Tariffs of approximately 60% of businesses range between 80 and 130 EUR/MWh, which is significantly below the level of the previous heating season.

The differences between tariffs are down as well.
Fuel (gas and wood chips) price trends suggest residents can also expect a slight tariff drop in the coming months. Most heating supply businesses have a duty to submit reduced tariff plans to SPRK once fuel prices go down. Even if this duty is not set up, fuel prices are still assessed at the next review of heating tariffs.
At the same time, although heating tariffs are going down thanks to fuel price drops at the moment, they will not reach the level observed in 2021. Although fuel costs compose the largest portion of heating tariffs, there is a slight increase observed for other costs, which is related to the general price growth in the country. Respectively, all this impacts heating energy supply service costs.
SPRK notes that a large number of tariff projects are under assessment for the next heating season. Generally, when compared with previous years, heating energy generation costs have increased slightly across all heating energy tariff-forming positions. The costs of fuel and electricity are down after a price surge last year. Depending on the time of procurement and supply location, the price of wood chips ranges between 22 and 30 EUR/MWh.

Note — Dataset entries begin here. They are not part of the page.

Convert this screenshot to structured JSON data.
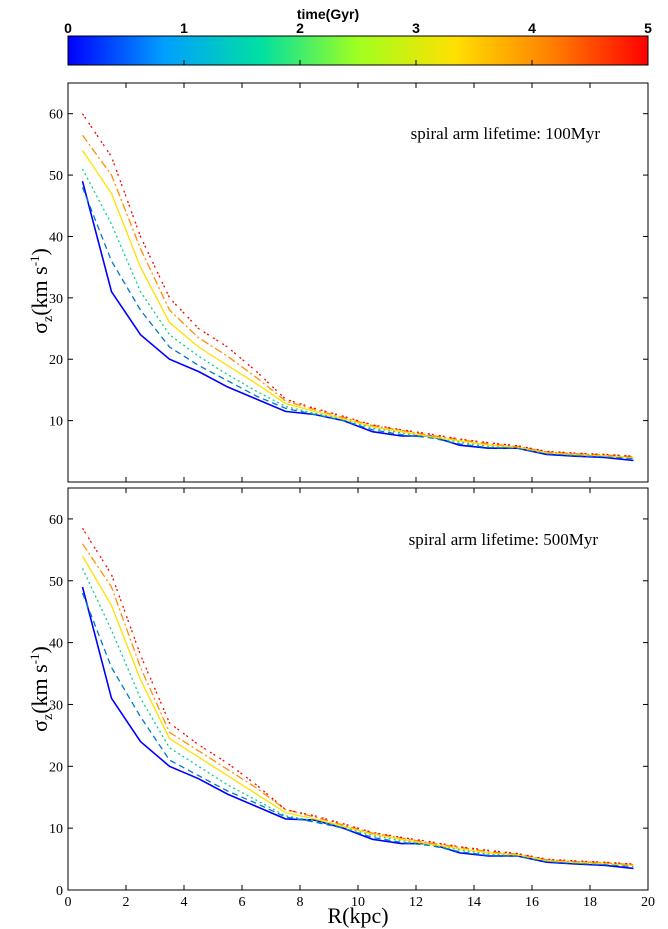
{
  "colorbar": {
    "label": "time(Gyr)",
    "range": [
      0,
      5
    ],
    "ticks": [
      "0",
      "1",
      "2",
      "3",
      "4",
      "5"
    ],
    "colors": [
      "#0000ff",
      "#00a0ff",
      "#00e0a0",
      "#a0ff20",
      "#ffe000",
      "#ff8000",
      "#ff0000"
    ]
  },
  "xlabel": "R(kpc)",
  "ylabel_main": "σ",
  "ylabel_sub": "z",
  "ylabel_unit": "(km s",
  "ylabel_exp": "-1",
  "ylabel_close": ")",
  "chart_data": [
    {
      "type": "line",
      "annotation": "spiral arm lifetime: 100Myr",
      "xlim": [
        0,
        20
      ],
      "ylim": [
        0,
        65
      ],
      "xticks": [
        "0",
        "2",
        "4",
        "6",
        "8",
        "10",
        "12",
        "14",
        "16",
        "18",
        "20"
      ],
      "yticks": [
        "10",
        "20",
        "30",
        "40",
        "50",
        "60"
      ],
      "x": [
        0.5,
        1.5,
        2.5,
        3.5,
        4.5,
        5.5,
        6.5,
        7.5,
        8.5,
        9.5,
        10.5,
        11.5,
        12.5,
        13.5,
        14.5,
        15.5,
        16.5,
        17.5,
        18.5,
        19.5
      ],
      "series": [
        {
          "time": 0.0,
          "color": "#0000ff",
          "dash": "",
          "values": [
            49,
            31,
            24,
            20,
            18,
            15.5,
            13.5,
            11.5,
            11,
            10,
            8.2,
            7.5,
            7.5,
            6,
            5.5,
            5.5,
            4.5,
            4.2,
            4,
            3.5
          ]
        },
        {
          "time": 0.5,
          "color": "#0078c8",
          "dash": "6,4",
          "values": [
            48,
            36,
            28,
            22,
            19,
            16.5,
            14,
            12,
            11,
            10,
            8.5,
            7.7,
            7.2,
            6.2,
            5.6,
            5.5,
            4.6,
            4.3,
            4.1,
            3.8
          ]
        },
        {
          "time": 1.5,
          "color": "#00d090",
          "dash": "2,3",
          "values": [
            51,
            42,
            31,
            24,
            20.5,
            17.5,
            14.8,
            12.3,
            11.2,
            10.2,
            8.8,
            8,
            7.3,
            6.5,
            5.8,
            5.6,
            4.7,
            4.4,
            4.2,
            3.9
          ]
        },
        {
          "time": 2.5,
          "color": "#ffe000",
          "dash": "",
          "values": [
            54,
            47,
            35,
            26,
            22,
            19,
            16,
            12.8,
            11.5,
            10.3,
            9,
            8.2,
            7.4,
            6.7,
            6,
            5.7,
            4.8,
            4.5,
            4.3,
            4.0
          ]
        },
        {
          "time": 3.5,
          "color": "#ff9000",
          "dash": "8,3,2,3",
          "values": [
            56.5,
            50,
            38,
            28,
            23.5,
            20.5,
            17,
            13.2,
            11.8,
            10.5,
            9.2,
            8.4,
            7.6,
            6.9,
            6.2,
            5.8,
            4.9,
            4.6,
            4.4,
            4.1
          ]
        },
        {
          "time": 4.5,
          "color": "#ff0000",
          "dash": "2,2,2,5",
          "values": [
            60,
            53,
            40,
            30,
            25,
            22,
            18,
            13.5,
            12,
            10.7,
            9.3,
            8.5,
            7.8,
            7,
            6.4,
            5.9,
            5,
            4.7,
            4.5,
            4.2
          ]
        }
      ]
    },
    {
      "type": "line",
      "annotation": "spiral arm lifetime: 500Myr",
      "xlim": [
        0,
        20
      ],
      "ylim": [
        0,
        65
      ],
      "xticks": [
        "0",
        "2",
        "4",
        "6",
        "8",
        "10",
        "12",
        "14",
        "16",
        "18",
        "20"
      ],
      "yticks": [
        "0",
        "10",
        "20",
        "30",
        "40",
        "50",
        "60"
      ],
      "x": [
        0.5,
        1.5,
        2.5,
        3.5,
        4.5,
        5.5,
        6.5,
        7.5,
        8.5,
        9.5,
        10.5,
        11.5,
        12.5,
        13.5,
        14.5,
        15.5,
        16.5,
        17.5,
        18.5,
        19.5
      ],
      "series": [
        {
          "time": 0.0,
          "color": "#0000ff",
          "dash": "",
          "values": [
            49,
            31,
            24,
            20,
            18,
            15.5,
            13.5,
            11.5,
            11.3,
            10,
            8.2,
            7.5,
            7.5,
            6,
            5.5,
            5.5,
            4.5,
            4.2,
            4,
            3.5
          ]
        },
        {
          "time": 0.5,
          "color": "#0078c8",
          "dash": "6,4",
          "values": [
            48,
            36,
            28,
            21,
            18.5,
            16,
            14,
            11.8,
            11,
            10,
            8.5,
            7.7,
            7.2,
            6.2,
            5.6,
            5.5,
            4.6,
            4.3,
            4.1,
            3.8
          ]
        },
        {
          "time": 1.5,
          "color": "#00d090",
          "dash": "2,3",
          "values": [
            52,
            42,
            31,
            23,
            20,
            17,
            14.5,
            12,
            11.2,
            10.2,
            8.8,
            8,
            7.3,
            6.5,
            5.8,
            5.6,
            4.7,
            4.4,
            4.2,
            3.9
          ]
        },
        {
          "time": 2.5,
          "color": "#ffe000",
          "dash": "",
          "values": [
            54,
            46,
            34,
            24.5,
            21.5,
            18.5,
            15.5,
            12.5,
            11.5,
            10.3,
            9,
            8.2,
            7.4,
            6.7,
            6,
            5.7,
            4.8,
            4.5,
            4.3,
            4.0
          ]
        },
        {
          "time": 3.5,
          "color": "#ff9000",
          "dash": "8,3,2,3",
          "values": [
            56,
            49,
            36,
            25.5,
            22.5,
            19.5,
            16.5,
            13,
            11.8,
            10.5,
            9.2,
            8.4,
            7.6,
            6.9,
            6.2,
            5.8,
            4.9,
            4.6,
            4.4,
            4.1
          ]
        },
        {
          "time": 4.5,
          "color": "#ff0000",
          "dash": "2,2,2,5",
          "values": [
            58.5,
            51,
            38,
            27,
            23.5,
            20.5,
            17,
            13,
            12,
            10.7,
            9.3,
            8.5,
            7.8,
            7,
            6.4,
            5.9,
            5,
            4.7,
            4.5,
            4.2
          ]
        }
      ]
    }
  ]
}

Compared with the previous year, the procurement price of wood chips is 30% lower. Natural gas is several times cheaper on the exchange. Although the market is cautious in its future outlooks, it is not expected for the price of wood chips to go up this autumn. Lumber prices are down. This autumn it is possible logging volumes will increase due to efforts to combat the bark beetle infestation. This will increase supply of wood chips to the market.

The price of natural gas on the exchange is also down when compared with the previous heating season,

and with China’s economic growth slowed, there is no increase in global demand for gas expected, which reduces the gas price on the exchange as well. At the same time, European gas storage facilities are more than 80% full, which also reduces the risk of gas prices going up. Generally SPRK concludes that prices of gas, wood chips and electricity have stabilised at the moment.

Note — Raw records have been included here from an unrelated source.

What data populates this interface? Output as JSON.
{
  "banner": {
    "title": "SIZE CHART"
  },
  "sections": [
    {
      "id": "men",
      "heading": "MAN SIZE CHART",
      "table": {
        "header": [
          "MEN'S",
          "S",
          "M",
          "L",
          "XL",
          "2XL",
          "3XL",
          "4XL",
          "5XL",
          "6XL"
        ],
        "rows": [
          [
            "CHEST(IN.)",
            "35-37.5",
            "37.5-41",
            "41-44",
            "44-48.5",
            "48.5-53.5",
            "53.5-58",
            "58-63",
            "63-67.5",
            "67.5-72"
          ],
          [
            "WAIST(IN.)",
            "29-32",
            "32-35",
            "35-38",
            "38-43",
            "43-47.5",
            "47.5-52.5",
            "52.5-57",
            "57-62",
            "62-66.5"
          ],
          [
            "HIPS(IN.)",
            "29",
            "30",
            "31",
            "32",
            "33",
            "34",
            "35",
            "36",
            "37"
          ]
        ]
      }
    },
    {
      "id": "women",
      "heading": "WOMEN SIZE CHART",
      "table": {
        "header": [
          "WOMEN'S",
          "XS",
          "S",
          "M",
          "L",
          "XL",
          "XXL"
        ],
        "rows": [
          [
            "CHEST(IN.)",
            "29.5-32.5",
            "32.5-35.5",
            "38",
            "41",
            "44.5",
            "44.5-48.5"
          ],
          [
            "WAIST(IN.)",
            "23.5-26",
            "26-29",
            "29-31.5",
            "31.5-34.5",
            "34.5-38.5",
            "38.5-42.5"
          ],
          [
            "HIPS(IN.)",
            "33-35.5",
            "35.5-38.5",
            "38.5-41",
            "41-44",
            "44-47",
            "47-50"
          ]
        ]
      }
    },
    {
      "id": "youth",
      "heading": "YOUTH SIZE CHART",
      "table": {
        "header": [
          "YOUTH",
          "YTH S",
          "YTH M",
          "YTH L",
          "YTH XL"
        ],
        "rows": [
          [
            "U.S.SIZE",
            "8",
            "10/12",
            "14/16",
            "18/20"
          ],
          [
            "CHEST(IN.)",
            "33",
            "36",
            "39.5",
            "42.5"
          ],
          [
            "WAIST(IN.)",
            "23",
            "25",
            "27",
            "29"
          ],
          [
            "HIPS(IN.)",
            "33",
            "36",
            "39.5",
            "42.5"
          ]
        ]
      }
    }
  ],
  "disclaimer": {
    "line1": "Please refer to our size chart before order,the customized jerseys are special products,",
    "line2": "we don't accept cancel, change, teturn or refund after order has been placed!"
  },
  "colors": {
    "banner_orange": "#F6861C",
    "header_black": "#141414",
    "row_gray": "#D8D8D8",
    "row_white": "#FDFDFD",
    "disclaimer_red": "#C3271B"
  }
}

There are also businesses for which SPRK performs a full tariff project evaluation, cost assessment included. Once costs change for the existing tariff or heating energy volume either go up or down by more than 10%, heating traders are to submit to SPRK a tariff project with a full cost assessment.
SPRK explains there are still traders whose tariffs have not been reviewed in years. Those tariffs are relatively low. Tariffs of these traders go up when new fuel supply contracts are signed, because the price of fuel in previous contracts was significantly below the new one.
SPRK has a total of 21 full heating tariff projects and nine businesses’ own heating supply tariff projects.
The regulator adds there are businesses that sign fuel supply contracts for six months in order to stabilise fuel supply prices for a longer period of time. There are also businesses that sign month-long contracts and look if fuel prices could down in a short-term perspective.